# Right size tip-out tray for kitchen sink cabinet



## boston_guy (Jul 7, 2012)

My kitchen sink cabinet is 24" wide.

I want to order a tip-out tray for it above the door. This way I can store things like sponges. There are a lot of such trays available on Amazon.

However, I need to know how to determine the right size.

Do you go by your cabinet's width? Or do you go by the size of the actual opening? My opening is 5" high by 20 5/8" wide.

On Amazon they have a 19" tip-out tray (http://www.amazon.com/Rev---Shelf-Stainless-Steel-Tip-Out/dp/B003O9B9W2/ref=sr_1_8?ie=UTF8&qid=1426529076&sr=8-8&keywords=tip-out+tray). Is this the size I need?


----------



## Ocelot (Mar 6, 2011)

Oh.

I thought you were going to describe how to make one…

... out of wood.

I need some that fit.

-Paul


----------



## pintodeluxe (Sep 12, 2010)

That part is just the tray. As long as it fits in the opening, with a little room for the hinges, you should be fine. We have one of those and never use it. The space in the tray is so small, that it's not very useful. Our garbage can sits below the sink, so anything placed in the tray is prone to falling in the garbage!


----------



## boston_guy (Jul 7, 2012)

Sorry, I wish I knew how to design one. I would definitely share the info with you.



> Oh.
> 
> I thought you were going to describe how to make one…
> 
> ...


----------



## boston_guy (Jul 7, 2012)

Thanks a lot.

What about the depth?

In other words, this tip-out tray will be in the kitchen sink cabinet.
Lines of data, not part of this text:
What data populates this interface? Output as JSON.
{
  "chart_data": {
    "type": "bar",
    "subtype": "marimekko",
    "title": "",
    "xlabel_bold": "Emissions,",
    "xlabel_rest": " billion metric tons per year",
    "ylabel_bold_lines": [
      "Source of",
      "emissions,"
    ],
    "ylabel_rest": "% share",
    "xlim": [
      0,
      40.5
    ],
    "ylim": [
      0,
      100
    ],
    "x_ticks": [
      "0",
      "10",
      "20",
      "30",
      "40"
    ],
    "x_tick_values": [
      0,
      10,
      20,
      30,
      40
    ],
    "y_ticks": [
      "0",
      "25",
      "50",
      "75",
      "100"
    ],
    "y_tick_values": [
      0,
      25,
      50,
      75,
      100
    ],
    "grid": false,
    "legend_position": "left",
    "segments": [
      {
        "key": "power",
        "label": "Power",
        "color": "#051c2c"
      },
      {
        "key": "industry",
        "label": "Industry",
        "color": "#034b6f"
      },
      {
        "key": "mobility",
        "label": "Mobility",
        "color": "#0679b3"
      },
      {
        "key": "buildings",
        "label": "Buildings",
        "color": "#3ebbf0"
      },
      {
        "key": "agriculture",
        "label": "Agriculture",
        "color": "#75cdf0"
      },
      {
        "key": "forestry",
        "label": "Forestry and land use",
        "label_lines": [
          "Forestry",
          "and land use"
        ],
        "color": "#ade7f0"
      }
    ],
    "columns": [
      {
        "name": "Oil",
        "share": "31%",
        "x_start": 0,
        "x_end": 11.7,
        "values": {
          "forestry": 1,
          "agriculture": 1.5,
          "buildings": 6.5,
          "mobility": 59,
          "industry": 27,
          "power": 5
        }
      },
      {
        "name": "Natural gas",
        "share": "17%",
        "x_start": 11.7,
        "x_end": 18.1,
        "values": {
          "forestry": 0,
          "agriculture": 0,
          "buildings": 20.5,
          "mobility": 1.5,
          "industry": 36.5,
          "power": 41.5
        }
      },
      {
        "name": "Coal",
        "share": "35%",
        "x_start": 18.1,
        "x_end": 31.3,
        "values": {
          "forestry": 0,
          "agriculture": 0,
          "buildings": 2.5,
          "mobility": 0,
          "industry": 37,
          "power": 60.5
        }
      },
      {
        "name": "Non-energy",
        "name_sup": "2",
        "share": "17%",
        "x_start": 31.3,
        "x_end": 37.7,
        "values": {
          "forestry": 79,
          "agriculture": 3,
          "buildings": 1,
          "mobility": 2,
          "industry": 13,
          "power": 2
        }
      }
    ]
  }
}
How much distance is required between the tray and sink?

In life there's always a complication. I had not thought of this until someone, who was at my home, brought it up.

Thanks for your feedback.



> That part is just the tray. As long as it fits in the opening, with a little room for the hinges, you should be fine. We have one of those and never use it. The space in the tray is so small, that it s not very useful. Our garbage can sits below the sink, so anything placed in the tray is prone to falling in the garbage!
> 
> - pintodeluxe


----------



## pjones46 (Mar 1, 2011)

This LINK may help you. They make a cut to fit tray.


----------



## MT_Stringer (Jul 21, 2009)

Just my thinking but you should be able to remove the false drawer front from the cabinet. At east you need to be able to remove it if you plan to install a tray and hinges.

Then measure the opening to see what size tray you need. I would measure carefully, then order the next size smaller. And don't forget to measure to see how much clearance there is between the the cabinet and the sink bowl.
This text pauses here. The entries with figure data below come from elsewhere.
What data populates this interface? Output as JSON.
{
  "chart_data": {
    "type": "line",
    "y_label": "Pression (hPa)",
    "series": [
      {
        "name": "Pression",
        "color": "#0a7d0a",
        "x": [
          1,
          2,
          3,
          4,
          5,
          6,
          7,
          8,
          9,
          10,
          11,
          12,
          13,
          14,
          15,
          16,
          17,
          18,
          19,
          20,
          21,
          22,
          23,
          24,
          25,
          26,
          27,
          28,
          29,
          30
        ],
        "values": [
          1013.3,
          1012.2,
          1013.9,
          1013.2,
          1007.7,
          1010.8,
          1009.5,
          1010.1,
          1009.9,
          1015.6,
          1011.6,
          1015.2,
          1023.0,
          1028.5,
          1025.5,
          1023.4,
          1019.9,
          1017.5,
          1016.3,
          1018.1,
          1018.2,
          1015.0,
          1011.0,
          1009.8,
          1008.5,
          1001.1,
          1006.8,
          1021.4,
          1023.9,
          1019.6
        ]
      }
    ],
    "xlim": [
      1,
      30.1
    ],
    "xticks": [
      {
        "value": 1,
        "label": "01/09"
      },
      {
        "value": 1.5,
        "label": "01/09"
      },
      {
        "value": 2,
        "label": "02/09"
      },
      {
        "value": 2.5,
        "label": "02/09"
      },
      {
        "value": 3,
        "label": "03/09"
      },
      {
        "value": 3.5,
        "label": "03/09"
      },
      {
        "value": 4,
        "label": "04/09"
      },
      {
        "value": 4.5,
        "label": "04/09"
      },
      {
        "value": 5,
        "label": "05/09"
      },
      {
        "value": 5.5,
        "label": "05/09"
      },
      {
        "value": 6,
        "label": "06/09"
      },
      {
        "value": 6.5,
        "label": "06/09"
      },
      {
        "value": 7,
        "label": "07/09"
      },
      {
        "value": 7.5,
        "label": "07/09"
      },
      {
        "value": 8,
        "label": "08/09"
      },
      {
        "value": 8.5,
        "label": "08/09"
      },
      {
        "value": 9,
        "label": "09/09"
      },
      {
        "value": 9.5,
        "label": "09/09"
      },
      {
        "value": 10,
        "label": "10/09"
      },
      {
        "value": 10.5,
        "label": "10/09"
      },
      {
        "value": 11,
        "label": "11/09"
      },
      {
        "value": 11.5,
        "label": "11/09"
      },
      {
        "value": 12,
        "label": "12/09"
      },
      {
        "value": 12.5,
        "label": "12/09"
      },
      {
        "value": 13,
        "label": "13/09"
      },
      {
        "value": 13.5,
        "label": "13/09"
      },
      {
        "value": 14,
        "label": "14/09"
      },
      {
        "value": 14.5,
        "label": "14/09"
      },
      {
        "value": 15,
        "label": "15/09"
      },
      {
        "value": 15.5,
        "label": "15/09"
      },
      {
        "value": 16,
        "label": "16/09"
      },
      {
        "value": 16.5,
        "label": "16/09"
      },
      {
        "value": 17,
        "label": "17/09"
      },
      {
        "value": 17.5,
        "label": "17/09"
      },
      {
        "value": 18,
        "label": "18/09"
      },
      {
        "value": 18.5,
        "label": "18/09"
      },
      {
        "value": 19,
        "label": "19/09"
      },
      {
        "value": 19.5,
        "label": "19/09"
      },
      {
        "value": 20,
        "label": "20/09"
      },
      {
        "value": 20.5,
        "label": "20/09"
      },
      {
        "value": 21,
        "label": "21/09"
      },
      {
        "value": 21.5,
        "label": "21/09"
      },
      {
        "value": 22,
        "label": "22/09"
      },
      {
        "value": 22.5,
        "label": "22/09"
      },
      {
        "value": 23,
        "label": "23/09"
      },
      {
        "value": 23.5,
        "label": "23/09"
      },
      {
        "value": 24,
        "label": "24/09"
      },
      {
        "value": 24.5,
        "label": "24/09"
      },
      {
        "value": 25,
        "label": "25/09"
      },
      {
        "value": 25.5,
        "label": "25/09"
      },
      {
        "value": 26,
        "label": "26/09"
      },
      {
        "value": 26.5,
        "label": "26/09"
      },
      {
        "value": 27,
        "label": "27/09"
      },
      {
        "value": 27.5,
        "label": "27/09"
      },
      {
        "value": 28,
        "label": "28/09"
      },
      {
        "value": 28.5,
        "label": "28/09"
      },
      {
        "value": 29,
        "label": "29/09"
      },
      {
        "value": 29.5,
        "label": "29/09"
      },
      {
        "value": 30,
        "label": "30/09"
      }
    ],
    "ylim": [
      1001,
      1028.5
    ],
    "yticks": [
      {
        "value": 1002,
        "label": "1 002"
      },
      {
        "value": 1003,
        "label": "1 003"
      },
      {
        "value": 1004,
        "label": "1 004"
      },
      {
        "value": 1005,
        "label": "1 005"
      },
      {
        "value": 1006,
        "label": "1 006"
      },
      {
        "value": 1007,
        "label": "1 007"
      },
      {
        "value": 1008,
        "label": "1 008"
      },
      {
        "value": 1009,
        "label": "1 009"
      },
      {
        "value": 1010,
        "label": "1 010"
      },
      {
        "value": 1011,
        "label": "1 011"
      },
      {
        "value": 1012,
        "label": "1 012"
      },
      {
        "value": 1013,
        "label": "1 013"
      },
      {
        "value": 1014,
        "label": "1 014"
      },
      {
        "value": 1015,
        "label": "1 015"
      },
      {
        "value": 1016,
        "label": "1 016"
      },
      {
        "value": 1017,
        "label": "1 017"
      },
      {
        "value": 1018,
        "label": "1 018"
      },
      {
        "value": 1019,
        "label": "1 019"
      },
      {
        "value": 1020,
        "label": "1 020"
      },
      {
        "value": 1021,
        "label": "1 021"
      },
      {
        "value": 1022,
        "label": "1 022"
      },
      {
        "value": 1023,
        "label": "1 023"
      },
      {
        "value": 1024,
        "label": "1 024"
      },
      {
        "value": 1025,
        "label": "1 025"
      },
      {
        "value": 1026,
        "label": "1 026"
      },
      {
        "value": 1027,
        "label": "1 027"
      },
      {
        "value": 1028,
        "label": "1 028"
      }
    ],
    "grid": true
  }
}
EDIT: OOPS. I see you already measured the opening. Good.


----------



## Lee77 (Feb 15, 2015)

I don't remember how I determined what size I bought, I just bought them! Maybe there was only one size where I purchased them from. The hinges were a bit tricky, from what I can remember. But not too bad. !h

And my wife loves them. As you can see, she stores the sink plugs and a sponge in them. Also, she puts her rings in there sometimes.


----------



## boston_guy (Jul 7, 2012)

I need to order 2 tip out trays.

One tray will be for my kitchen sink cabinet. The other tray will be for my bath sink cabinet (I will measure this one later).
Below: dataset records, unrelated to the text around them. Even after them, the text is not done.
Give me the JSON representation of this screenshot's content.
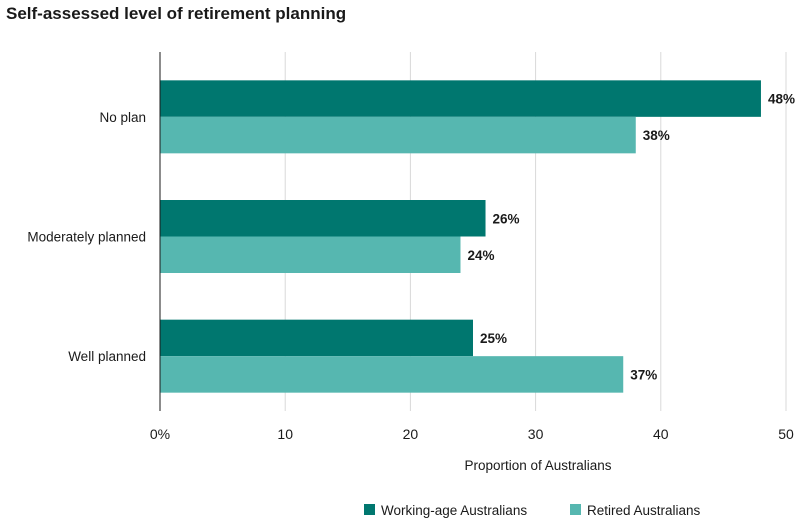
{
  "chart_data": {
    "type": "bar",
    "orientation": "horizontal",
    "title": "Self-assessed level of retirement planning",
    "categories": [
      "No plan",
      "Moderately planned",
      "Well planned"
    ],
    "series": [
      {
        "name": "Working-age Australians",
        "values": [
          48,
          26,
          25
        ],
        "labels": [
          "48%",
          "26%",
          "25%"
        ],
        "color": "#00776f"
      },
      {
        "name": "Retired Australians",
        "values": [
          38,
          24,
          37
        ],
        "labels": [
          "38%",
          "24%",
          "37%"
        ],
        "color": "#56b7b0"
      }
    ],
    "xlabel": "Proportion of Australians",
    "ylabel": "",
    "xlim": [
      0,
      50
    ],
    "xticks": [
      0,
      10,
      20,
      30,
      40,
      50
    ],
    "xtick_labels": [
      "0%",
      "10",
      "20",
      "30",
      "40",
      "50"
    ],
    "grid": true,
    "legend_position": "bottom"
  }
}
The tip out trays I want to order have a depth of 2.125". After googling, I found out that .125" actually means 1/8" (the things you learn on the Internet these days). So the depth of the tray is 2 1/8".

In terms of the rectangular opening on my kitchen sink cabinet (where the tip out tray will go), the distance between the back of the front slab and the sink is 2" at the top and 2 1/4" at the bottom. The difference in distance between the top and bottom is due to the sink shape.

My feeling is that I can still order the tip out tray because it's shaped at an angle and is narrower at the top. Am I right in my assumption? Look at these photos:

http://www.pullsdirect.com/index.cfm?page=search:browse&term=Tip%20Out%20Trays%20%26amp%3B%20Accessories

This is a photo of the cabinet opening where the tip out tray will go:


----------